On Saturday, the still-new Alexander McQueen creative director Seán McGirr presented his second collection on Paris’s left bank. This offering was rooted in a rawly emotional concept: he looked to Lee McQueen’s autumn/winter 1994 show “Banshee,” which opened with two pregnant women walking to the screams of Irish fairy women, mourning a death that is soon to come.
“The banshee is rooted in the history of McQueen, but it’s also a story that I grew up with, so it feels deeply personal to me—something I remember my mother talking about in Ireland, describing the cry of this solitary, foreboding figure,” McGirr explained backstage. This emotive memory, along with McGirr’s own more optimistic interpretation of this mournful, haunting but powerful figure, form the basis of a collection that is both more romantic and beautifully wearable than his debut. “[The banshee] has come to represent something real and potent now,” he says. “The idea of someone who is feeling and forthright; someone who can be seen as a guiding force.”

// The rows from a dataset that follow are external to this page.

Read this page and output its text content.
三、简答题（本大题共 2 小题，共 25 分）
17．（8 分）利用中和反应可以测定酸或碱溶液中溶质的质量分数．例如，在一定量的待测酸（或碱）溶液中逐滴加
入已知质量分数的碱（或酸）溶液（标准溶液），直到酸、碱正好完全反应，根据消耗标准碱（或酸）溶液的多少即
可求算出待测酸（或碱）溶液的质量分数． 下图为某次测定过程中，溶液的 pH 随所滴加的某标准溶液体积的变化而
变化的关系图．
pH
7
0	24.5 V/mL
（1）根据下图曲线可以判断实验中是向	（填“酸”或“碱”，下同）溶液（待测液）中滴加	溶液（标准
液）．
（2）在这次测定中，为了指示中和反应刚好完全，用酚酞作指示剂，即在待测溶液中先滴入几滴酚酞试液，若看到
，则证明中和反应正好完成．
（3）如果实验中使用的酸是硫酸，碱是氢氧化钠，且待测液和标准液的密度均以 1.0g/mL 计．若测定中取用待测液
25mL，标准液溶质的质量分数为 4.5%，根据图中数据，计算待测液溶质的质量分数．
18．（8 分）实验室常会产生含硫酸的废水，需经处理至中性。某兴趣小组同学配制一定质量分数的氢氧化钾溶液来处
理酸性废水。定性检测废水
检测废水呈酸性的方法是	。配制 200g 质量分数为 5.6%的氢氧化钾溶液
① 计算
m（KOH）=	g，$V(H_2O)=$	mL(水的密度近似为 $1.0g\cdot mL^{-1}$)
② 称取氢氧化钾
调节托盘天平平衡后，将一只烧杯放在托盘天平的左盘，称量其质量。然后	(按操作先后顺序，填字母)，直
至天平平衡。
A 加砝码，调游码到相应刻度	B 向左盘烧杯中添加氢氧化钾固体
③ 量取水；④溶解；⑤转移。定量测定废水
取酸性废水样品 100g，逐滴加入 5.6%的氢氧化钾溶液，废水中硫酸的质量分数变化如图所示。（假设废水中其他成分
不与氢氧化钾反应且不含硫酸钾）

This came to life with dark, twisted (literally, with fabric contorting) tailoring. The opening looks gave us foreboding and sharply executed suiting and dresses, layered over Elizabethan collared shirting and raw-edge heritage lace. McGirr played with McQueen’s use of the S-bend—the straight-front corset popular in the early 1900s. Constriction took several forms, with houndstooth jackets turning into themselves. A gorgeous silk lemon organza dress was a highlight, striking with the deep romanticism we have come to expect from the house of McQueen, but given lightness. The final look, an otherworldly gown made of silver chains wrapping from the head down the body, packed a visual punch.